In Luke, the core of Jesus’ teaching is presented directly with no contrast. In both cases, we encounter some of the most challenging of Jesus’ teachings.

Scholars who have searched both Jewish and Greco-Roman literature tell us that Jesus’ teaching about love of enemy has no direct parallels.

There are examples of moral teaching that discourage retaliation against enemies. The first-century moral philosopher Seneca tells the story of a man whose son Emperor Nero had summarily executed. The father refrained from retaliating because, as the philosopher noted, “he had a second son” and feared the emperor would harm him, too.

In another example, Seneca advises a grown man not to kick the puppies who nip at his toga, because the man is superior to the dogs. Jewish tradition, in the famous “law of talion,” urged restraint and proportionality in retaliating for injury, that is, “an eye for an eye, a tooth for a tooth.”

But Jesus’ teaching to love the enemy goes beyond restraint or proportionality. In Luke, the love of enemy teaching is accompanied by a series of examples that have the same radical tone: pray for those who curse you, turn the other cheek for the one who strikes you, give your tunic to the one who takes your cloak.

What is going on here? In ordinary human exchanges, we give what we get — both good and bad. Reciprocity holds sway. If you are good to me, I will be friendly to you. If you harm me, I will strike back at you. 
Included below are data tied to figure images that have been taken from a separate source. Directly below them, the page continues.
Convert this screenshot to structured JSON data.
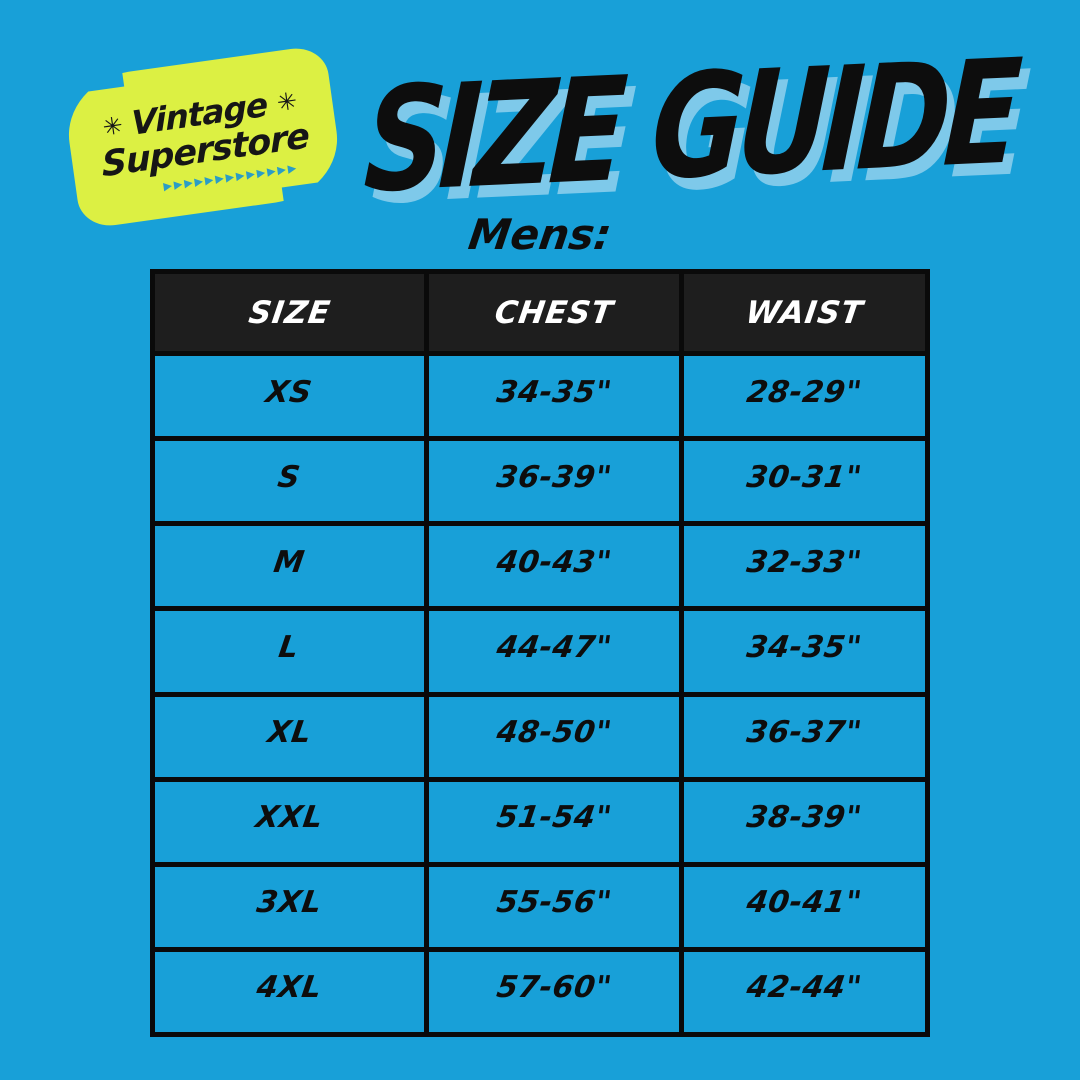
{
  "colors": {
    "background": "#18a0d8",
    "title_shadow": "#7ec9ea",
    "badge": "#dcf043",
    "header_bg": "#1e1e1e",
    "border": "#0a0a0a",
    "arrow": "#2b9dc5"
  },
  "logo": {
    "line1": "Vintage",
    "line2": "Superstore",
    "sparkle": "✳",
    "arrows": "▶▶▶▶▶▶▶▶▶▶▶▶▶"
  },
  "title": "SIZE GUIDE",
  "section_label": "Mens:",
  "table": {
    "headers": [
      "SIZE",
      "CHEST",
      "WAIST"
    ],
    "rows": [
      {
        "size": "XS",
        "chest": "34-35\"",
        "waist": "28-29\""
      },
      {
        "size": "S",
        "chest": "36-39\"",
        "waist": "30-31\""
      },
      {
        "size": "M",
        "chest": "40-43\"",
        "waist": "32-33\""
      },
      {
        "size": "L",
        "chest": "44-47\"",
        "waist": "34-35\""
      },
      {
        "size": "XL",
        "chest": "48-50\"",
        "waist": "36-37\""
      },
      {
        "size": "XXL",
        "chest": "51-54\"",
        "waist": "38-39\""
      },
      {
        "size": "3XL",
        "chest": "55-56\"",
        "waist": "40-41\""
      },
      {
        "size": "4XL",
        "chest": "57-60\"",
        "waist": "42-44\""
      }
    ]
  }
}
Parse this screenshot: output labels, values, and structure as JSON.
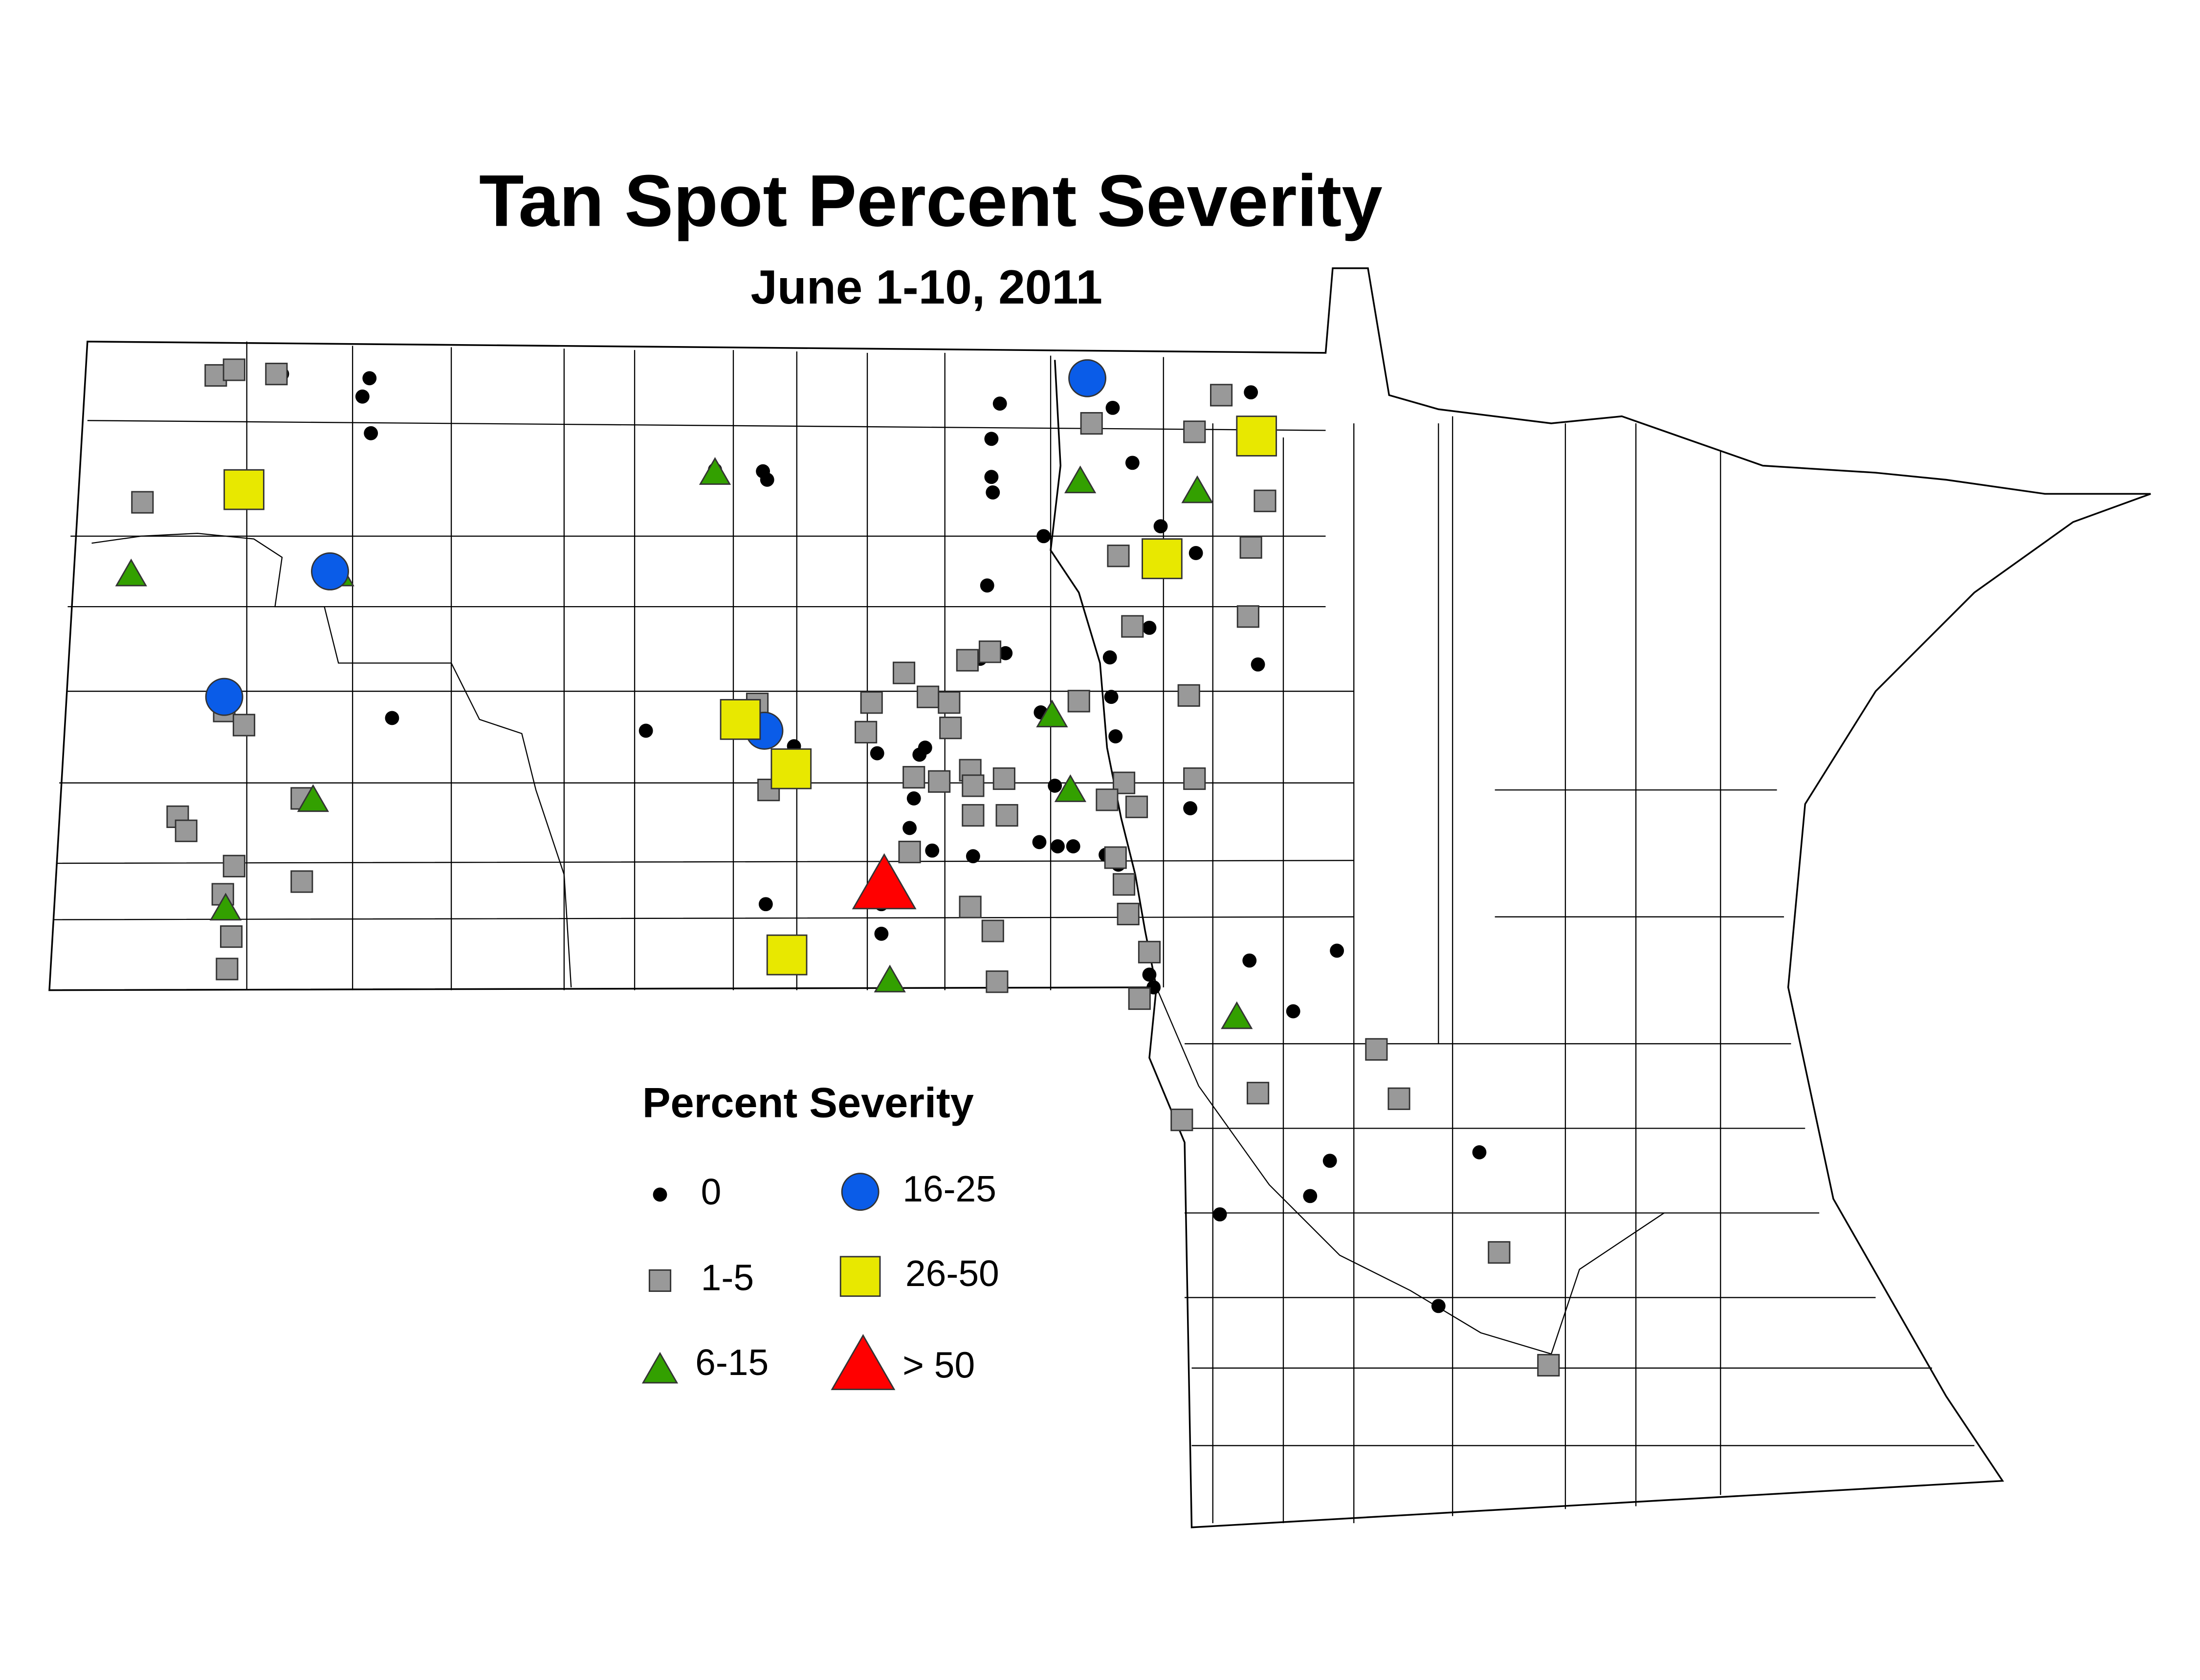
{
  "title": "Tan Spot Percent Severity",
  "subtitle": "June 1-10, 2011",
  "legend": {
    "title": "Percent Severity",
    "items": [
      {
        "label": "0",
        "color": "#000000"
      },
      {
        "label": "1-5",
        "color": "#999999"
      },
      {
        "label": "6-15",
        "color": "#33a000"
      },
      {
        "label": "16-25",
        "color": "#0a5ce8"
      },
      {
        "label": "26-50",
        "color": "#e8e800"
      },
      {
        "label": "> 50",
        "color": "#ff0000"
      }
    ]
  }
}
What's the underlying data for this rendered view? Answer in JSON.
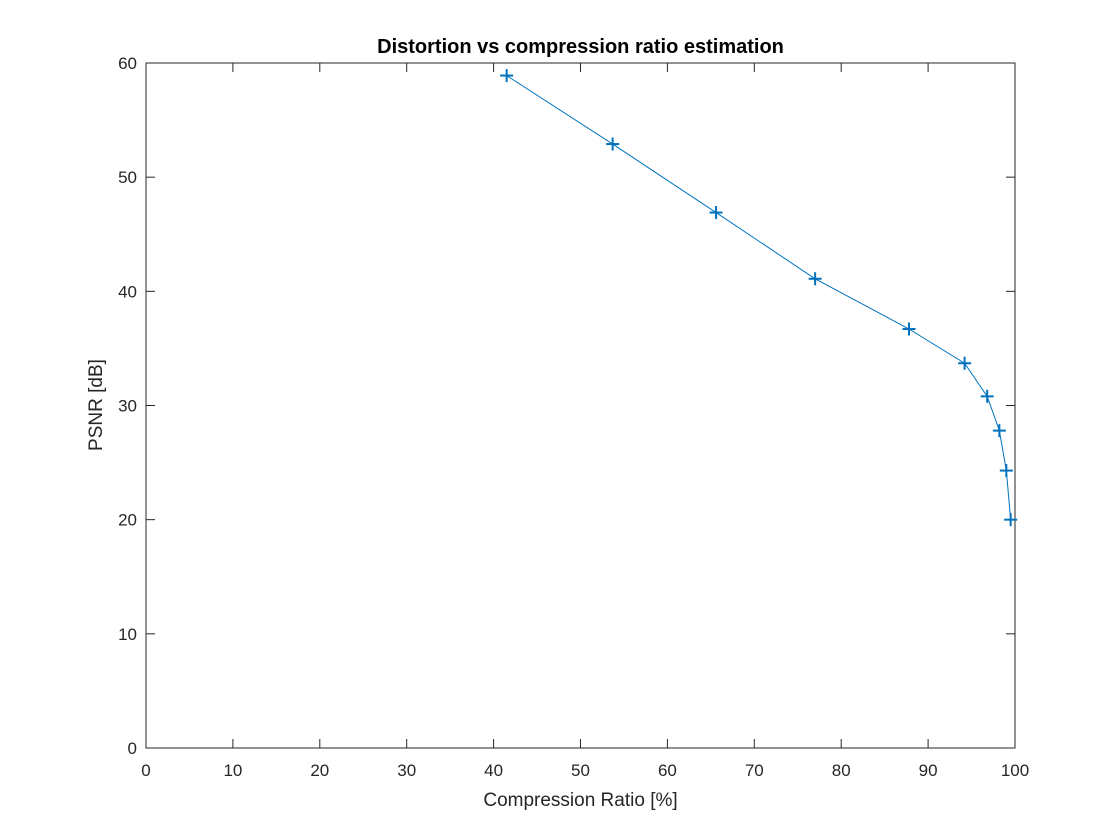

Those of us who appreciate the lore of Chicago politics know what “pay to play” means. There must be an exchange. There are no free gifts, no free lunch, without payback.

The difference underlying Jesus’ teaching on love of enemy is its foundation in God’s own purely unconditional love for us. We are to “love our enemies and do good to them” because that shows we are “children of the Most High, for he himself is kind to the ungrateful and the wicked.” We are, in fact, to “be merciful, just as your Father is merciful.”

What is truly unique about Jesus’ teaching is this astounding motivation for the most demanding of human moral behavior. It is not simply the formulation, “love your enemy,” but the motivation for doing so. We are called to act as God does, that is, with unconditional, generous and graceful love.

In formulating this teaching, Jesus draws deeply on the Bible’s experience of God as merciful beyond our understanding. Paul the apostle put it another way in his letter to the Romans (5:8): “While we were yet sinners, God first loved us and gave his son for us.”

How practical is an ethical demand like this in a world filled with violence and retribution? Jesus reveals that, in fact, we were built for love, not for enmity.

We are most true to ourselves as children of God when we strive to make moral decisions that generate love and reconciliation, even in small ways, in our families, our workplaces, our communities and our world.

From time to time, we learn examples of Christians who, in fact, live out this command. Ordinary people who leave aside bitterness over past injury and strive for forgiveness, such as veterans who visit in peace the countries where previously they had waged war.

“Love your enemy” is not a law but a disclosure of God’s overwhelming mercy and a call for us, even in fragmentary ways, to reflect it in our own lives.